A Real Government Conspiracy
However, Operation Northwood demonstrates that the U.S. government, at least on one occasion in 1962, planned to destroy American ships or airplanes to propel us furiously into a war with Cuba. Yes, the U.S. government planned to kill American civilians to further its war aims. By comparison, the Gulf of Tonkin incident that propelled us into the war in Vietnam, was simply a lie. Lies and cover-ups are common and almost everyone knows they happen; but cover-ups are only part (though an essential part) of a conspiracy.
Too Horrible to Grasp
I admit I can’t deal with the implications of Operation Northwood. My confirmation bias won’t let me; not yet. As for the Moon Hoax, I don’t know. Some photos were obviously taken in a studio (rectangular reflections on astronaut’s helmets) but that does not prove that we never went to the moon, it just means some of the images were “improved” a bit for public consumption.

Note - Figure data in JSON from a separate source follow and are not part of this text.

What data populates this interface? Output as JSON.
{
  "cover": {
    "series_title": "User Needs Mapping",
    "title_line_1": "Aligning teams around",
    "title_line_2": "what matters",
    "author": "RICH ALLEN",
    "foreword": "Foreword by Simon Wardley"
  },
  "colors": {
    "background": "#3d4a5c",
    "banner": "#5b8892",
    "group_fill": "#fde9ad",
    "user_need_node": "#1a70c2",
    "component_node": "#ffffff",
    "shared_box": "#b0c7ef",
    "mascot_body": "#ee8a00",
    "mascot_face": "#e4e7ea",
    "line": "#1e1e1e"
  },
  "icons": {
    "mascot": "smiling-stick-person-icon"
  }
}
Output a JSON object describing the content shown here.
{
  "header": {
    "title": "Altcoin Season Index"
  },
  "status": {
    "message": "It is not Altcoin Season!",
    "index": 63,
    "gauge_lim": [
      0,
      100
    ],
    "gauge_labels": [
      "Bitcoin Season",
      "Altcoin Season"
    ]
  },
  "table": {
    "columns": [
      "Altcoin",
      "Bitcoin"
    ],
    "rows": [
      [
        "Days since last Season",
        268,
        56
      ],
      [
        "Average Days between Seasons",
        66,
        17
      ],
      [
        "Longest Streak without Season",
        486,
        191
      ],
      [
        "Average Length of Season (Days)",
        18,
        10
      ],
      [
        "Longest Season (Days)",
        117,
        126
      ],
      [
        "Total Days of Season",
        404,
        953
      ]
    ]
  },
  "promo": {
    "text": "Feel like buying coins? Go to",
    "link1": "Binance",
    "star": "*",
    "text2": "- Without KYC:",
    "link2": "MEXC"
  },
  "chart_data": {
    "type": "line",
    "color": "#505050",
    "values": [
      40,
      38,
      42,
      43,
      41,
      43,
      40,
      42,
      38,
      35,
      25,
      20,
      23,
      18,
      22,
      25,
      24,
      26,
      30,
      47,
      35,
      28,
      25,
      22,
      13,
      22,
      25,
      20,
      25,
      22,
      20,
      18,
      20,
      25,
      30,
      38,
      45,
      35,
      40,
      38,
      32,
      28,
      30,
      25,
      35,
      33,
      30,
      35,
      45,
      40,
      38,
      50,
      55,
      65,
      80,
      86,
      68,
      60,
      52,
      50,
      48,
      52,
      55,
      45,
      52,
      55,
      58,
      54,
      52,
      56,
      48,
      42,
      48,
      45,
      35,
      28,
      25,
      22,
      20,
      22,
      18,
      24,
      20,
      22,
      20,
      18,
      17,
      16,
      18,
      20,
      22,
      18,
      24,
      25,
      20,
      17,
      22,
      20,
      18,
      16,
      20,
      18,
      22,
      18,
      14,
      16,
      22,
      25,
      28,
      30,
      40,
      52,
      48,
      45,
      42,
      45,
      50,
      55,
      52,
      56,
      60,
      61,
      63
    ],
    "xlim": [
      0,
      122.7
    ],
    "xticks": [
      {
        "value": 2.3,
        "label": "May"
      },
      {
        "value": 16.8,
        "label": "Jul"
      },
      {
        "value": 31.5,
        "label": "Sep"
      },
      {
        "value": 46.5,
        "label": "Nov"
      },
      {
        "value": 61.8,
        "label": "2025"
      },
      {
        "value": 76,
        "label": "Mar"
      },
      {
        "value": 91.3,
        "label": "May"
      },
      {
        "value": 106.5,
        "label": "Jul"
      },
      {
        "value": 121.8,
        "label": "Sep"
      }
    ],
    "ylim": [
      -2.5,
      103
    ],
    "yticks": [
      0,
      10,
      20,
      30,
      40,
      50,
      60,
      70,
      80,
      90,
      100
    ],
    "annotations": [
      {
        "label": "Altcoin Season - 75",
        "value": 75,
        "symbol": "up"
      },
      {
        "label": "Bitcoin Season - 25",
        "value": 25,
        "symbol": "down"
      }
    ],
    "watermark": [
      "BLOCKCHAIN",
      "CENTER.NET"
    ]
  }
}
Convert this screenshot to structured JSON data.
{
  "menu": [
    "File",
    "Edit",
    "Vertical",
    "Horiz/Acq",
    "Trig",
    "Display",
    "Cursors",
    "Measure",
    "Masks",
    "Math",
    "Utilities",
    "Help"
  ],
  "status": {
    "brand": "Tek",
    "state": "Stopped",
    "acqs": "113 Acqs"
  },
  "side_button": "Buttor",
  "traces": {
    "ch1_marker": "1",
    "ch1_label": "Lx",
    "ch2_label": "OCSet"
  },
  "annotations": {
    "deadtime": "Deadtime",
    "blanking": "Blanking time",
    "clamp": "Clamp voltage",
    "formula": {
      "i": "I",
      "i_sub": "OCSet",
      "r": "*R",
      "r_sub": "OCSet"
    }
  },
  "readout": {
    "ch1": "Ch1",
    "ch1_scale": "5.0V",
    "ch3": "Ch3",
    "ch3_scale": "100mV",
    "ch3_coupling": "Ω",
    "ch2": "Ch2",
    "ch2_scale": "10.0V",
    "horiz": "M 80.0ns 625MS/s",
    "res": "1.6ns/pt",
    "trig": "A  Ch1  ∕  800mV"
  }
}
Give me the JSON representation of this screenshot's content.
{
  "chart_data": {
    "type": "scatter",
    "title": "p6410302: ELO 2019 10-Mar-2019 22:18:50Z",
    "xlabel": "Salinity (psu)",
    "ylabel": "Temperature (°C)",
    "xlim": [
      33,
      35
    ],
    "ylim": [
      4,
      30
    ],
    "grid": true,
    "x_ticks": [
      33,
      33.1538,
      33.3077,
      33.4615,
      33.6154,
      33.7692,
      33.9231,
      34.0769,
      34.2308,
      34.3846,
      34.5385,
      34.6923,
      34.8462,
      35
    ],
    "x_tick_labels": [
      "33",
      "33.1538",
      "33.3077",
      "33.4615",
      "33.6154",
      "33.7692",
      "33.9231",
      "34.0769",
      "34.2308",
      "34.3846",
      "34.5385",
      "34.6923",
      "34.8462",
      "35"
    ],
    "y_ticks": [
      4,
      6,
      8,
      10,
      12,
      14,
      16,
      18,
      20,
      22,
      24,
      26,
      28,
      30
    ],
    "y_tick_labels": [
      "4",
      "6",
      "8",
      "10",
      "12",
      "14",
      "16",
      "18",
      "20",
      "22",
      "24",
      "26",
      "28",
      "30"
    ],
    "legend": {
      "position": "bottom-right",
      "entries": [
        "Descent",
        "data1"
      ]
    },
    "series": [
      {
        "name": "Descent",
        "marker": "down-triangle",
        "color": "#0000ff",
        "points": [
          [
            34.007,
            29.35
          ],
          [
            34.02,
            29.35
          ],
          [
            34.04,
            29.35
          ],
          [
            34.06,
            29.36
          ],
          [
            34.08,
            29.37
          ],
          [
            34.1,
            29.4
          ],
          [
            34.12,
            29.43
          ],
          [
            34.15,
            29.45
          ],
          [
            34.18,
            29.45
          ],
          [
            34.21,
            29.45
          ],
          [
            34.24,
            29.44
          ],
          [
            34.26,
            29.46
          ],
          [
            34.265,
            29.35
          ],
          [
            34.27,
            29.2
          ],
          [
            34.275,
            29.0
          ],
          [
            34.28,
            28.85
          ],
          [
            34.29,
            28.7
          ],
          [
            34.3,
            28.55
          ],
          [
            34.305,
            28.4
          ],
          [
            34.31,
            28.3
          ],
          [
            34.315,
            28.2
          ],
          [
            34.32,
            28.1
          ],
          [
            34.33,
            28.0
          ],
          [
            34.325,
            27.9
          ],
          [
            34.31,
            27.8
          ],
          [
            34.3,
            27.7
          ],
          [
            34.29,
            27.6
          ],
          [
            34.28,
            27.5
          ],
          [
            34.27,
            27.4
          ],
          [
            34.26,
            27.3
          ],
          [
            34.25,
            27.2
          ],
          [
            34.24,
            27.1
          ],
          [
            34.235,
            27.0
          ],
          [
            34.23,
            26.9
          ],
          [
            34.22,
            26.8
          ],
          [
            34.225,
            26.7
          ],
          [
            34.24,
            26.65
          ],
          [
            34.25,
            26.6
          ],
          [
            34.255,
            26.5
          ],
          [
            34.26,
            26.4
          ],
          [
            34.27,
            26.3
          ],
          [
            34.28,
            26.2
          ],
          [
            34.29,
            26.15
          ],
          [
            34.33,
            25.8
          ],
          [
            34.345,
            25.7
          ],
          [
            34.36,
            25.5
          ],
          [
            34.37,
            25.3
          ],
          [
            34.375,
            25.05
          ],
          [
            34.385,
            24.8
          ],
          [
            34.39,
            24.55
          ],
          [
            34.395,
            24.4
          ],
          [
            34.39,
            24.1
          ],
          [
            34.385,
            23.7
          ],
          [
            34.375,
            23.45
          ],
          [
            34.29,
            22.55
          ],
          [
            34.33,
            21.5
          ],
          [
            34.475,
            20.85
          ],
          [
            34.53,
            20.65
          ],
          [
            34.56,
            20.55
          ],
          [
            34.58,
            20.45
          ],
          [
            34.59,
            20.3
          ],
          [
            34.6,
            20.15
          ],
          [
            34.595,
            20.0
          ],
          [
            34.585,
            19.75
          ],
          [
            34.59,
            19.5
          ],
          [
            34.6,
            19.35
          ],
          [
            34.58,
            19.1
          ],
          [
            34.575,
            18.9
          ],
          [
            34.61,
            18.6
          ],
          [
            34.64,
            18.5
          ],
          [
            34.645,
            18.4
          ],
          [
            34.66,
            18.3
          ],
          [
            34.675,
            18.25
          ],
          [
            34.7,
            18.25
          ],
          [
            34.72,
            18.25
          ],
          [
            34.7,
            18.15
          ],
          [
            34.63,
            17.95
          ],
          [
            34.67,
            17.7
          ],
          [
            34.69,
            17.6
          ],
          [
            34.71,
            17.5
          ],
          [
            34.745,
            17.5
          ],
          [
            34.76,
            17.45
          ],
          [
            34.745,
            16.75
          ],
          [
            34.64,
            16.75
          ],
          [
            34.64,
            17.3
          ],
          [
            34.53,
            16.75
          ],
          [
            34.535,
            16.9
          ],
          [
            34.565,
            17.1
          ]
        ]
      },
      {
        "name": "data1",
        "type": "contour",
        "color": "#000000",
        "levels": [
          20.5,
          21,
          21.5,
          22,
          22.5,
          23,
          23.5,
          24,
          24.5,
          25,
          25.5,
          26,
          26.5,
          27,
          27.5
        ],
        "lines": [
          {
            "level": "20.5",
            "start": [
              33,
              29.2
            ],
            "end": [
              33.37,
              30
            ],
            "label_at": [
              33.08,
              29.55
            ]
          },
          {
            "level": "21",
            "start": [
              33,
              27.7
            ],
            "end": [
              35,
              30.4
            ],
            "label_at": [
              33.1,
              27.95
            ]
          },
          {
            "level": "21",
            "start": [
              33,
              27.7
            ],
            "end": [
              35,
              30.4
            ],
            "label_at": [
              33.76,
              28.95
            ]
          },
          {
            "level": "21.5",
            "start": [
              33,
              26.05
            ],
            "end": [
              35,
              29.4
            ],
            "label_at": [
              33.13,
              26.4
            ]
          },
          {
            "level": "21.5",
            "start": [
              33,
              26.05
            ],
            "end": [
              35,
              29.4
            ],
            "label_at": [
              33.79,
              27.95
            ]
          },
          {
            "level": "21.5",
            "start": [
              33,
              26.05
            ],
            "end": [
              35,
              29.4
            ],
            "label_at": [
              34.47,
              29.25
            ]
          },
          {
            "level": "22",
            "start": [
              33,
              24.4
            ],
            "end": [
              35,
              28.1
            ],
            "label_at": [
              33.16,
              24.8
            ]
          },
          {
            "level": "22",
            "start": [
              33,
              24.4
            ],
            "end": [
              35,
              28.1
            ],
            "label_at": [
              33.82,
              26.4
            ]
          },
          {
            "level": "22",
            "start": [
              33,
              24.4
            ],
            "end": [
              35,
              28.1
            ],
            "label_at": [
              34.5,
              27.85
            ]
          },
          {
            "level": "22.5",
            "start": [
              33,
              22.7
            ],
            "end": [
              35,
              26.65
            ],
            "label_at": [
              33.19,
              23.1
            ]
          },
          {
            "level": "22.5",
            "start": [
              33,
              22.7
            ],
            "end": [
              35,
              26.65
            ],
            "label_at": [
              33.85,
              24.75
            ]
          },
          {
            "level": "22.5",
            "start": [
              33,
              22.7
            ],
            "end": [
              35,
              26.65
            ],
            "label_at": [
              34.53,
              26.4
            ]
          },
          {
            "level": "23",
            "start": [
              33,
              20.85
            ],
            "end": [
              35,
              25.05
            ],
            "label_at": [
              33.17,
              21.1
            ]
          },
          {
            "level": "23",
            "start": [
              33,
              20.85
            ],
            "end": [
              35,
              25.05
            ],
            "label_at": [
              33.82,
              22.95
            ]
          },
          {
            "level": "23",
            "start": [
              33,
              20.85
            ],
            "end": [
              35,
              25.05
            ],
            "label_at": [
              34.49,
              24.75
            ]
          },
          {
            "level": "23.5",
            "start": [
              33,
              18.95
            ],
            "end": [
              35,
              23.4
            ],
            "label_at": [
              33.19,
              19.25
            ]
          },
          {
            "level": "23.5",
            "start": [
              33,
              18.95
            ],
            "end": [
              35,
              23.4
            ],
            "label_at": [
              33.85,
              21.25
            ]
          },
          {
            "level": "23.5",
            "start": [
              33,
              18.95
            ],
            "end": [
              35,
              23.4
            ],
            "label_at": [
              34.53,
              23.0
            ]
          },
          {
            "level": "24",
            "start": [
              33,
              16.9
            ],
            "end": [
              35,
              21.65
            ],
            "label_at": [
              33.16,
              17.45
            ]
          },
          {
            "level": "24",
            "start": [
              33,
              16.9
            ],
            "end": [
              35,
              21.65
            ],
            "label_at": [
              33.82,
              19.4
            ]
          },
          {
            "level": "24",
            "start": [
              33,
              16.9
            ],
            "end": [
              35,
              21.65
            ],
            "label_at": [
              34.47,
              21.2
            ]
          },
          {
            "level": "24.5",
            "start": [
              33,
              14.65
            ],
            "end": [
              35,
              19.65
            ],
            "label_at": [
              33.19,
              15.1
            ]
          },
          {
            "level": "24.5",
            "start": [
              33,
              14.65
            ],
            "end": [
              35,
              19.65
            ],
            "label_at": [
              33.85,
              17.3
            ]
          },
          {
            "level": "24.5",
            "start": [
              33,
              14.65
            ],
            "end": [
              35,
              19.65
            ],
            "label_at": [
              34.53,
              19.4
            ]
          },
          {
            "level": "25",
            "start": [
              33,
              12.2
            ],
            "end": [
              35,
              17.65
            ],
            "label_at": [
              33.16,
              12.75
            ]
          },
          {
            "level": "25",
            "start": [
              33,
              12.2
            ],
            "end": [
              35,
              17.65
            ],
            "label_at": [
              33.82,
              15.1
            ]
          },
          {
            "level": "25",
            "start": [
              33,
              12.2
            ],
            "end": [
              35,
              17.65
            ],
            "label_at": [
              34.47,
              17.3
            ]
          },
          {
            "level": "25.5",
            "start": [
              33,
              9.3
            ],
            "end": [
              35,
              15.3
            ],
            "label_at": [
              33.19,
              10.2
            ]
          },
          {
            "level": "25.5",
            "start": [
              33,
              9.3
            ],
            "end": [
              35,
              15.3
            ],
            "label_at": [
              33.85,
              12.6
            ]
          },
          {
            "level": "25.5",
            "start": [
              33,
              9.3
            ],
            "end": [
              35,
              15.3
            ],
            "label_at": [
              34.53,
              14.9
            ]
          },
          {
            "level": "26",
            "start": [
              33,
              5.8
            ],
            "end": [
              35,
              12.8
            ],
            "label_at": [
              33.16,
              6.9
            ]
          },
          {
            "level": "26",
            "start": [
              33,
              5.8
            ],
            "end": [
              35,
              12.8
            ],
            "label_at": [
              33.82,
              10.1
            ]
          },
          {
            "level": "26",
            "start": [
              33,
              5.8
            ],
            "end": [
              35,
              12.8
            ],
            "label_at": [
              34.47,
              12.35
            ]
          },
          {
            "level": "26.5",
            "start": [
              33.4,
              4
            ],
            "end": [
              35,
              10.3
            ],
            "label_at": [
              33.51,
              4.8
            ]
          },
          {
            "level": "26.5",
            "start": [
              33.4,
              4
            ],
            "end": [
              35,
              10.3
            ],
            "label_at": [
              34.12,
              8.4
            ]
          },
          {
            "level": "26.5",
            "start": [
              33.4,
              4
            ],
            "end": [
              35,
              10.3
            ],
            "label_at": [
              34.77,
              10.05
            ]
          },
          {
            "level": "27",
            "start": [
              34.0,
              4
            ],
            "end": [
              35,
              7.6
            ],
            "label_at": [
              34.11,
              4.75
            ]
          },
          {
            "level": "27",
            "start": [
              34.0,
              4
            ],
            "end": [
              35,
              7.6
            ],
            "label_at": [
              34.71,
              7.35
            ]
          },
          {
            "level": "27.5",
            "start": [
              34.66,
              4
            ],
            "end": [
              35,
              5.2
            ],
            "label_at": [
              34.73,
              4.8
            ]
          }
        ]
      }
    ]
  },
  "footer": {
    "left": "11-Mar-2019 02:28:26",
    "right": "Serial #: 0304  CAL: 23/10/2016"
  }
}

There are a few possibilities regarding conspiracy theories: 1) The theory is cuckoo. 2) The theory is correct about the cover-up and wrong about the conspiracy. 3) The theory is correct but the players are wrong. 4) The theory is correct as it stands. Possibility #1 is no problem, we can make jokes about possibility #1; we can shrug it off with, “Oh, you’re one of them.” Possibilities 2-4 make us uncomfortable, so uncomfortable that we might refuse to admit that there even are any possibilities beyond number one. Unfortunately, this kink in the human thought process makes it possible for real conspiracies to slip by unnoticed.